Lors du passage du Droit, la machinerie était déjà à l'oeuvre.

«Nous avons tous les permis nécessaires de la ville et les ingénieurs nous assurent que la stabilité du terrain ne pose pas de problème, alors nous construisons, a déclaré M. Chowieri. Je ne blâme pas les gens du voisinage qui sont mécontents, car le terrain a été vacant durant de nombreuses années et ils sont habitués, mais moi, j'ai acheté ce terrain à un prix très élevé et il est normal que j'y construise des résidences. Nous avons investi 60 millions$ dans l'ensemble de ce projet depuis 2005, alors nous n'allons pas laisser le terrain vacant, c'est certain.»

Le propriétaire a toutefois indiqué que pour l'édifice K, dans le haut de la pente, il attendra la décision du ministère de l'Environnement. «Si le ministère démontre qu'il y a effectivement un ruisseau et qu'il nous interdit de construire, nous allons oublier ce projet et reboiser le terrain», a-t-il ajouté.

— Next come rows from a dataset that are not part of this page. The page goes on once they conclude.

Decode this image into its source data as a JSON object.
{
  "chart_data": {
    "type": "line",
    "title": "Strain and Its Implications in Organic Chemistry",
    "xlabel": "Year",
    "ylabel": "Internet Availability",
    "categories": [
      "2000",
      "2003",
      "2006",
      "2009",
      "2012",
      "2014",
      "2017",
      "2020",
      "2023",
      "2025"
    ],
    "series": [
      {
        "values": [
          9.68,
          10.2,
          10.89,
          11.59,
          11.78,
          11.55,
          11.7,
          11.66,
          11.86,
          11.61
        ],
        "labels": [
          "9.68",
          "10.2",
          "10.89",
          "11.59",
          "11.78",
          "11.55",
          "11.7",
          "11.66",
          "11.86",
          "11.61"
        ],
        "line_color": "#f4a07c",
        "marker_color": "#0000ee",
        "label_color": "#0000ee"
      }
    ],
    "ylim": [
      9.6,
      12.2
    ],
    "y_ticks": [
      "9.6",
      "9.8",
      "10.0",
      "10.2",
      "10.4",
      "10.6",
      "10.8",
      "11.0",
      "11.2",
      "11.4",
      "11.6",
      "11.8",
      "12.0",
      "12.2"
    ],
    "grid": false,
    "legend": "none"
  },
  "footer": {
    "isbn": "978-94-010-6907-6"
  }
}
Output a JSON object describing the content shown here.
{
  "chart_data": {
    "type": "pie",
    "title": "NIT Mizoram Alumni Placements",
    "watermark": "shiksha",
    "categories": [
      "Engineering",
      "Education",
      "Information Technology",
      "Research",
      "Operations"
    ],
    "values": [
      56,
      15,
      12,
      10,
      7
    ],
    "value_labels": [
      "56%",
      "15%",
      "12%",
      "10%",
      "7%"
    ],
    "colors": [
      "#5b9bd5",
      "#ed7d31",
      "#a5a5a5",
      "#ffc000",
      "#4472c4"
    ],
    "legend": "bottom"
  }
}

Le changement de stratégie ne satisfait pas du tout les opposants, dont plusieurs vivent sur la rue de Nantel, tout juste au bas de la pente où sera construit l'édifice. L'un deux, Pierre Samson, a assuré que la mise en demeure envers la ville et les propriétaires sera maintenue.

Les résidents de la rue de Nantel, qui ont dû eux-mêmes respecter des normes strictes lorsqu'ils ont construit leurs maisons en 2007, s'inquiètent de la stabilité de cette pente et ne comprennent pas que la ville et le ministère permettent maintenant la construction de cet édifice.

«J'ai dû construire une fondation double, comprenant de l'acier, et je n'avais même pas le droit de construire un cabanon, parce que la Ville de Gatineau disait qu'il y avait un haut risque de mouvement de sol. Et voilà qu'on permet à ce promoteur de couper les arbres qui stabilisaient la pente et de construire cet édifice. Nous maintenons notre mise en demeure de façon à ce qu'il soit établi bien clairement que nous avons averti la ville. Présentement, c'est le seul geste que nous pussions poser pour nous protéger, s'il se produit quelque chose plus tard», a commenté M. Samson.